Warum der Schmerz oft nicht aus dem Knorpel kommt
Ein zentraler, in der Praxis oft übersehener Punkt: Der Gelenkknorpel selbst besitzt keine Schmerzrezeptoren. Der Schweregrad einer Arthrose sagt deshalb wenig über die tatsächliche Schmerzintensität aus. Es gibt Patienten mit Arthrose Grad 4, dem schwersten Grad, ohne jede Schmerzsymptomatik, und umgekehrt Fälle mit Grad 1 und ausgeprägten Beschwerden. Der Schmerz entsteht in der Regel nicht durch die Arthrose selbst, sondern durch die Entzündung des Gelenks, die aktivierte Arthrose oder Arthritis, sowie häufig durch begleitende muskuläre und fasziale Spannungen. Diese lassen sich vergleichsweise einfach überprüfen: Löst gezielte Manualtherapie die Verspannung, und lässt der Schmerz danach spürbar nach, kam er vermutlich nicht primär aus dem Gelenk. Für die Praxis heißt das: Ein Röntgenbefund mit Arthrose-Diagnose ist noch keine Erklärung für den Schmerz, den ein Pferd oder ein Mensch tatsächlich zeigt.
Der Stoffwechsel als Stellhebel
Bei Arthrose, ebenso wie bei hormonellen Störungen oder Autoimmunerkrankungen, spielt reine Genetik nach aktuellem Forschungsstand eine deutlich geringere Rolle, als lange angenommen wurde: etwa 20 Prozent. Die übrigen 80 Prozent gelten als epigenetisch beeinflussbar, also durch Lebensstil und Umweltfaktoren steuerbar. Ein entscheidender Hebel dabei ist die Ernährung. Es besteht eine direkte Verbindung zwischen Darm und Gelenken: Enzyme, die bei Darmentzündungen aktiv sind, finden sich auch im Gelenkgewebe wieder. Eine entzündungshemmende Ernährung, die Zucker und schnell verfügbare Kohlenhydrate reduziert, kann sich deshalb spürbar auf die Gelenkgesundheit auswirken.
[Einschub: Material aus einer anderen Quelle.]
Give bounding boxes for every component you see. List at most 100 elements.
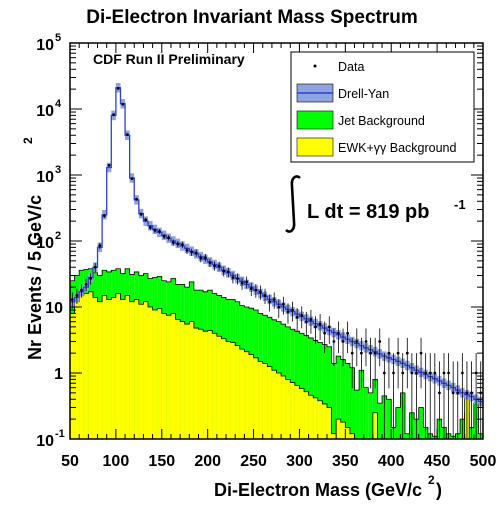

Übergewicht ist dabei nur ein Faktor unter mehreren, und ein kleinerer, als oft angenommen wird: Auch schlanke Pferde und Menschen mit gestörter Insulinsensitivität können deutlich entzündet sein.
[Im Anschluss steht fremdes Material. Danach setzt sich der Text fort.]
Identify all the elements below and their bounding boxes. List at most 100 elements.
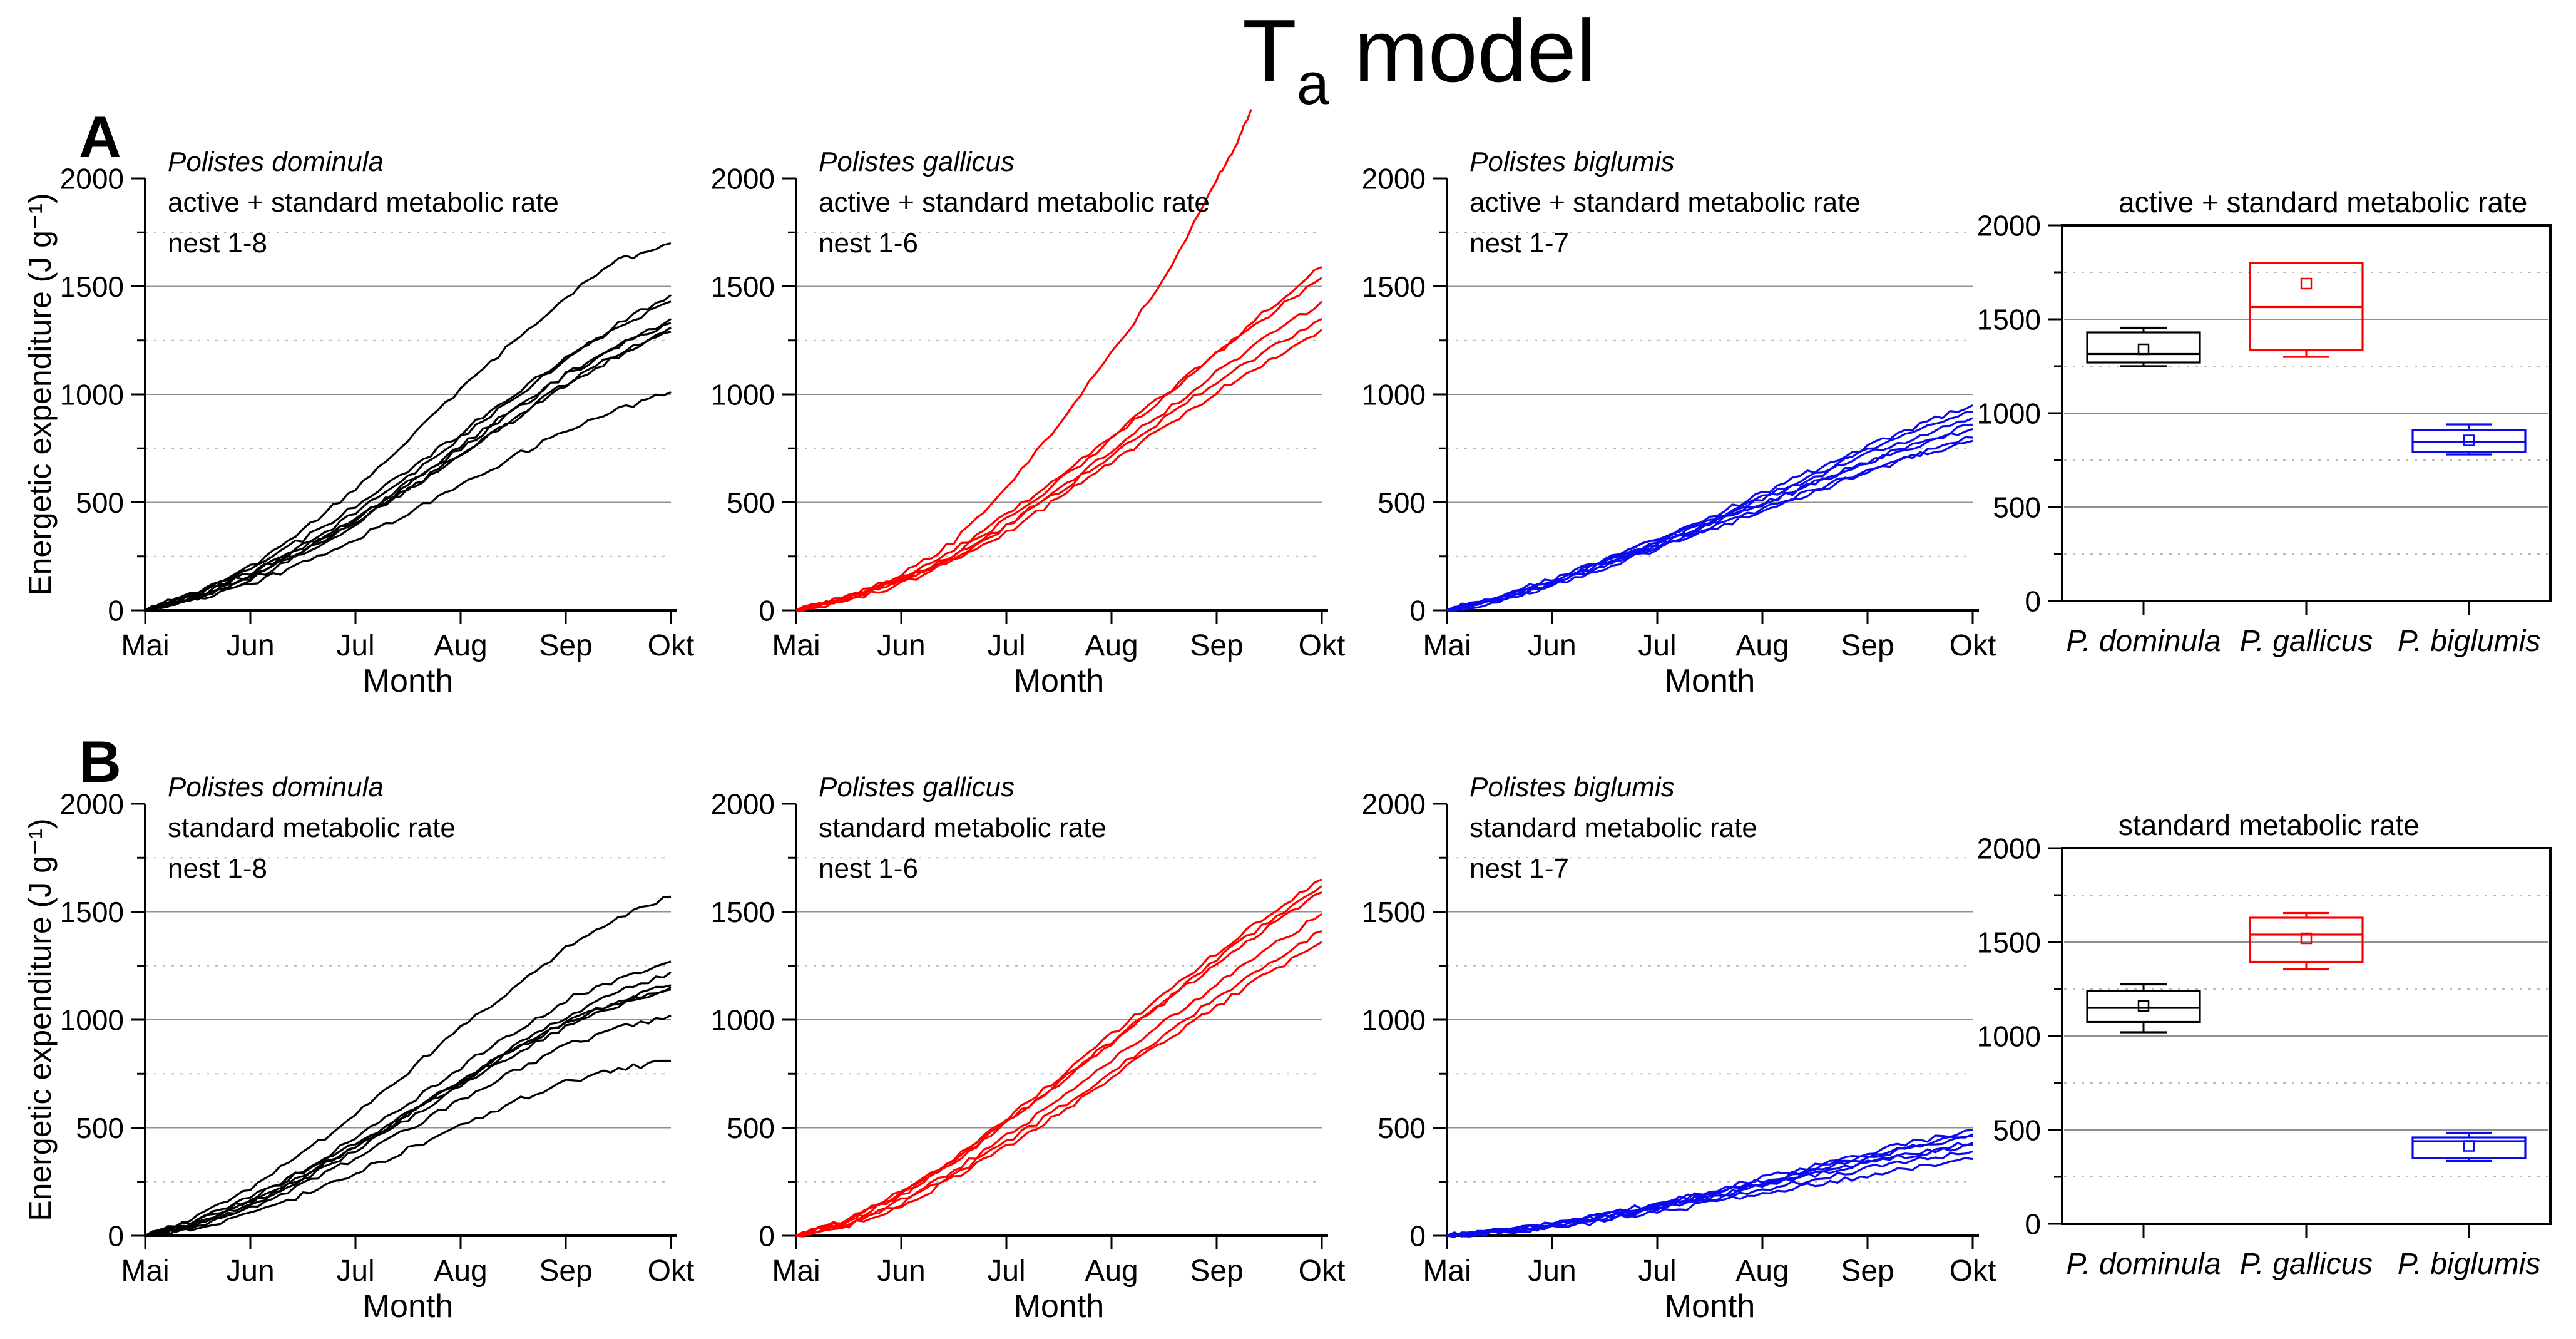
chart-B-dominula: 0 500 1000 1500 2000 Mai Jun Jul Aug Sep Okt <box>60 788 695 1288</box>
month-tick-label: Jun <box>1528 629 1576 662</box>
category-label: P. biglumis <box>2398 625 2541 658</box>
series-nest-6 <box>795 329 1323 612</box>
rate-label: active + standard metabolic rate <box>1469 187 1861 218</box>
y-tick-label: 500 <box>1993 491 2041 524</box>
y-tick-label: 0 <box>108 595 124 627</box>
series-nest-2 <box>145 960 672 1237</box>
series-nest-3 <box>145 971 672 1237</box>
y-tick-label: 1500 <box>1362 896 1426 928</box>
rate-label: active + standard metabolic rate <box>819 187 1210 218</box>
y-tick-label: 0 <box>2025 585 2041 618</box>
species-name: Polistes dominula <box>168 146 384 177</box>
annotation-b-dominula: Polistes dominula standard metabolic rat… <box>168 767 456 889</box>
boxplot-a-title: active + standard metabolic rate <box>2119 186 2528 218</box>
month-tick-label: Aug <box>434 629 487 662</box>
month-tick-label: Okt <box>1950 1254 1996 1288</box>
month-tick-label: Jun <box>877 1254 925 1288</box>
box-p-biglumis <box>2411 1131 2527 1162</box>
annotation-b-gallicus: Polistes gallicus standard metabolic rat… <box>819 767 1107 889</box>
month-tick-label: Mai <box>121 629 169 662</box>
nest-label: nest 1-8 <box>168 228 267 259</box>
chart-B-biglumis: 0 500 1000 1500 2000 Mai Jun Jul Aug Sep Okt <box>1362 788 1996 1288</box>
month-tick-label: Jul <box>336 1254 374 1288</box>
box-p-biglumis <box>2411 423 2527 456</box>
mean-marker <box>2300 932 2313 945</box>
series-nest-7 <box>145 1014 672 1237</box>
month-tick-label: Aug <box>1735 1254 1789 1288</box>
category-label: P. dominula <box>2066 625 2221 658</box>
y-tick-label: 2000 <box>1362 788 1426 821</box>
series-nest-1 <box>1446 1129 1973 1237</box>
month-tick-label: Aug <box>1085 1254 1138 1288</box>
series-nest-2 <box>795 885 1322 1237</box>
month-tick-label: Sep <box>539 629 592 662</box>
category-label: P. gallicus <box>2240 1248 2373 1281</box>
nest-label: nest 1-7 <box>1469 228 1569 259</box>
month-tick-label: Okt <box>1299 1254 1346 1288</box>
x-axis-label: Month <box>362 1288 454 1325</box>
panel-a-label: A <box>79 104 121 170</box>
y-tick-label: 1500 <box>60 270 124 303</box>
series-nest-1 <box>1446 404 1973 612</box>
mean-marker <box>2300 277 2313 290</box>
annotation-a-dominula: Polistes dominula active + standard meta… <box>168 141 559 264</box>
category-label: P. biglumis <box>2398 1248 2541 1281</box>
month-tick-label: Jun <box>226 629 274 662</box>
month-tick-label: Okt <box>1950 629 1996 662</box>
series-nest-2 <box>1446 1133 1973 1238</box>
series-nest-5 <box>795 317 1322 612</box>
y-tick-label: 0 <box>2025 1208 2041 1241</box>
y-tick-label: 2000 <box>1977 833 2041 865</box>
x-axis-label: Month <box>1013 1288 1105 1325</box>
rate-label: standard metabolic rate <box>819 813 1107 843</box>
title-subscript: a <box>1296 51 1330 116</box>
series-nest-5 <box>795 930 1322 1238</box>
series-nest-8 <box>145 391 672 612</box>
y-tick-label: 2000 <box>711 788 775 821</box>
y-tick-label: 500 <box>727 486 775 519</box>
month-tick-label: Jun <box>1528 1254 1576 1288</box>
month-tick-label: Jun <box>877 629 925 662</box>
series-nest-4 <box>795 300 1323 612</box>
box-p-gallicus <box>2249 911 2364 971</box>
month-tick-label: Okt <box>648 629 695 662</box>
y-tick-label: 0 <box>759 1220 775 1253</box>
title-rest: model <box>1329 1 1597 101</box>
box-p-dominula <box>2086 983 2201 1034</box>
y-tick-label: 2000 <box>60 163 124 195</box>
y-tick-label: 0 <box>759 595 775 627</box>
y-tick-label: 2000 <box>1977 210 2041 242</box>
y-tick-label: 1000 <box>711 379 775 411</box>
month-tick-label: Jul <box>336 629 374 662</box>
month-tick-label: Mai <box>121 1254 169 1288</box>
series-nest-6 <box>145 326 672 612</box>
month-tick-label: Mai <box>1423 629 1471 662</box>
category-label: P. dominula <box>2066 1248 2221 1281</box>
mean-marker <box>2463 434 2475 446</box>
month-tick-label: Sep <box>1841 1254 1894 1288</box>
chart-A-dominula: 0 500 1000 1500 2000 Mai Jun Jul Aug Sep Okt <box>60 163 695 662</box>
mean-marker <box>2137 1000 2150 1012</box>
y-tick-label: 1000 <box>60 1004 124 1037</box>
rate-label: standard metabolic rate <box>1469 813 1757 843</box>
y-tick-label: 1500 <box>1977 304 2041 336</box>
boxplot-b-title: standard metabolic rate <box>2119 809 2420 841</box>
x-axis-label: Month <box>1664 663 1756 699</box>
y-tick-label: 1500 <box>60 896 124 928</box>
y-tick-label: 0 <box>108 1220 124 1253</box>
series-nest-3 <box>1446 1135 1973 1238</box>
series-nest-4 <box>795 913 1322 1237</box>
series-nest-5 <box>1446 428 1973 612</box>
month-tick-label: Sep <box>1841 629 1894 662</box>
y-tick-label: 1500 <box>711 270 775 303</box>
y-tick-label: 500 <box>76 1112 124 1144</box>
nest-label: nest 1-8 <box>168 853 267 884</box>
month-tick-label: Jun <box>226 1254 274 1288</box>
chart-A-box: 0 500 1000 1500 2000 P. dominula P. gallicus P.… <box>1977 210 2552 658</box>
rate-label: active + standard metabolic rate <box>168 187 559 218</box>
series-nest-3 <box>795 277 1322 612</box>
x-axis-label: Month <box>362 663 454 699</box>
box-p-gallicus <box>2249 262 2364 358</box>
nest-label: nest 1-6 <box>819 853 918 884</box>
Aus der funktionellen Medizin gibt es zudem Hinweise auf eine mögliche Kreuzreaktivität zwischen bestimmten Gluten-Fragmenten und dem Kollagen Typ 2 im Gelenkknorpel: Bildet der Körper Antikörper gegen Gluten, können diese unter Umständen auch Knorpelproteine angreifen. In der Praxis lässt sich das beobachten: Bei Pferden, die schon in jungen Jahren an Arthrose erkranken, zeigt sich in der Fütterungsanamnese auffällig häufig eine Aufzucht mit viel glutenhaltigem Getreide bei gleichzeitig wenig Bewegung.
Bewegung, die wirklich zählt
Bewegung im Wachstum ist ein weiterer entscheidender Faktor: Bekommt der Körper, ob Mensch oder Pferd, im Wachstum keine ausreichenden Bewegungsreize, baut er auch nicht genug Struktur auf, der Körper produziert grundsätzlich nur, was tatsächlich gebraucht wird. Dabei zählt nicht allein die Menge an Bewegung, sondern vor allem die Qualität: Gelenke sollten im vollen Bewegungsausmaß bewegt werden, damit der Knorpel nicht punktuell belastet wird. Auch im Erwachsenenalter gilt: Bloßes Bewegen reicht nicht, es braucht gezieltes Training mit überschwelligen Reizen, die tatsächlich zu einer Anpassung führen.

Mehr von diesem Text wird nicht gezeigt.